Sleeping male bumblebees huddle together on a frosty Dixie morning. They’ve been hanging out on the dahlias, the cosmos, the marigolds and the morning glories in our yard.

While they are sleeping, you can’t awaken them. If you poke at them, they’ll feebly raise a leg in protest, but otherwise do nothing.

Sleeping Bombus impatiens drone Despite a touch of frost, he’ll still feebly raise a leg when poked

When the sun reaches them, and their sogginess slowly dries and they warm, they resume feeding on the nectar in the few remaining flowers.

 ”Good morning, world!”

 

As of November 18, we still have at least a dozen survivors left.

In past years we used to have great numbers of male Bombus fraternus on our late Bidens (tickseed) flowers. These have become very uncommon. Nowadays the only common bumblebee is B. impatiens – and it doesn’t have the numbers you used to see.

Bombus fraternus is a very large bumblebee and was fun to watch. You would see them move from flower to flower, feeding on them, until dusk. Then they would settle into a flower and very quickly – just sixty seconds or so – would go to sleep. At one moment, if you disturb them, they’d fly off. The next moment, they would not move, except maybe to raise a leg to protest the disturbance.

The last generation of bumblebees are not workers – they are queens and drones. After mating, the queens find hiding spots for the winter, and, if they survive, each will start a new colony in the spring. The drones spend nights in the flowers, waiting for those queens – a perfect place to be.

In the morning, when the sun warms them, they awaken as suddenly as they went to sleep.

 Other lame ducks:

 Red wasp A remnant red wasp rests on a leaf overnight.

A red wasp is in a similar position to the bumblebee drones. He’s probably too late to serve his purpose in life, so he’s just hanging on until freeze or starvation ends his brief life.

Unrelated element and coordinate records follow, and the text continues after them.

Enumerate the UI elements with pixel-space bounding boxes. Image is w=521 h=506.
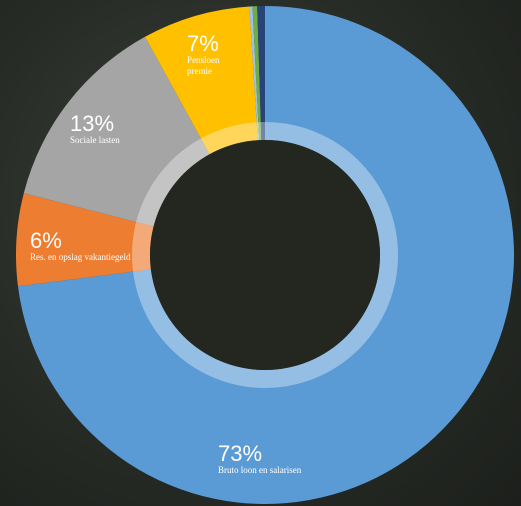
- slice-percent: 7%: [187, 31, 219, 56]
- slice-category: Bruto loon en salarisen: [218, 465, 302, 475]
- donut-hole: [150, 140, 380, 370]
- slice-label: 73% Bruto loon en salarisen: [218, 443, 358, 476]
- slice-category: Res. en opslag vakantiegeld: [30, 252, 131, 262]
- donut-slice: [145, 6, 258, 155]
- slice-category: Sociale lasten: [70, 135, 120, 145]
- slice-label: 7% Pensloen premie: [187, 33, 237, 77]
- donut-slice: [17, 6, 514, 504]
- slice-label: 13% Sociale lasten: [70, 113, 190, 146]
- slice-category: Pensloen premie: [187, 55, 220, 76]
- donut-slice: [252, 6, 262, 141]
- donut-slice: [23, 36, 210, 227]
- inner-ring: [132, 122, 398, 388]
- donut-slice: [16, 193, 154, 287]
- slice-percent: 13%: [70, 111, 115, 136]
- donut-slice: [249, 6, 260, 141]
- donut-slice: [257, 6, 265, 141]
- slice-label: 6% Res. en opslag vakantiegeld: [30, 230, 190, 263]
- slice-percent: 6%: [30, 228, 62, 253]
- slice-percent: 73%: [218, 441, 263, 466]
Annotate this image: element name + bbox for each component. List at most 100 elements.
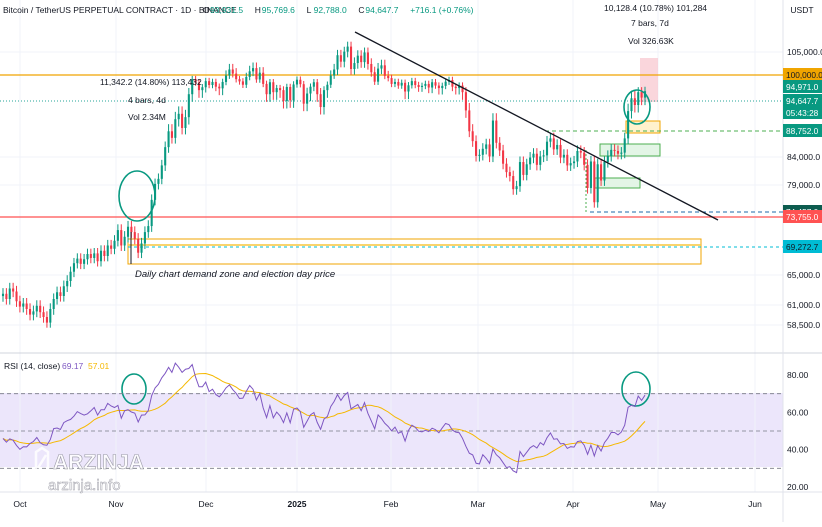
candle-body bbox=[147, 226, 150, 233]
candle-body bbox=[610, 149, 613, 156]
candle-body bbox=[461, 85, 464, 93]
symbol-title: Bitcoin / TetherUS PERPETUAL CONTRACT · … bbox=[3, 5, 237, 15]
rsi-circle-nov bbox=[121, 373, 147, 405]
candle-body bbox=[255, 68, 258, 80]
candle-body bbox=[393, 81, 397, 84]
candle-body bbox=[285, 86, 288, 101]
price-axis[interactable]: 105,000.0 84,000.0 79,000.0 65,000.0 61,000.… bbox=[783, 47, 822, 492]
candle-body bbox=[491, 120, 494, 157]
candle-body bbox=[363, 52, 366, 63]
watermark-brand: ARZINJA bbox=[53, 451, 144, 474]
candle-body bbox=[322, 90, 326, 108]
candle-body bbox=[309, 86, 312, 94]
candle-body bbox=[170, 131, 173, 138]
candle-body bbox=[79, 258, 82, 264]
time-axis[interactable]: Oct Nov Dec 2025 Feb Mar Apr May Jun bbox=[13, 499, 762, 509]
candle-body bbox=[268, 82, 271, 95]
candle-body bbox=[103, 250, 106, 256]
candle-body bbox=[167, 131, 170, 148]
ohlc-value-c: 94,647.7 bbox=[365, 5, 398, 15]
candle-body bbox=[539, 156, 542, 165]
candle-body bbox=[116, 230, 119, 241]
candle-body bbox=[356, 55, 359, 64]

  Mid-November finds a syrphid fly still out and visiting flowers

 A tiny syrphid fly is probably the last of her generation, and will soon join the others in death.

 No lame duck here:

  While the nectar is beyond the reach of the honeybee’s tongue, she’ll “doggy-paddle” through the stamens for pollen each morning.

A honeybee is safe for now, because she has a warm home to which to return. Honeybees’ colonies should survive the winter intact, holding body heat by their great numbers and their reserve of stored “Summer Sunshine,” the honey that they keep to give them their energy.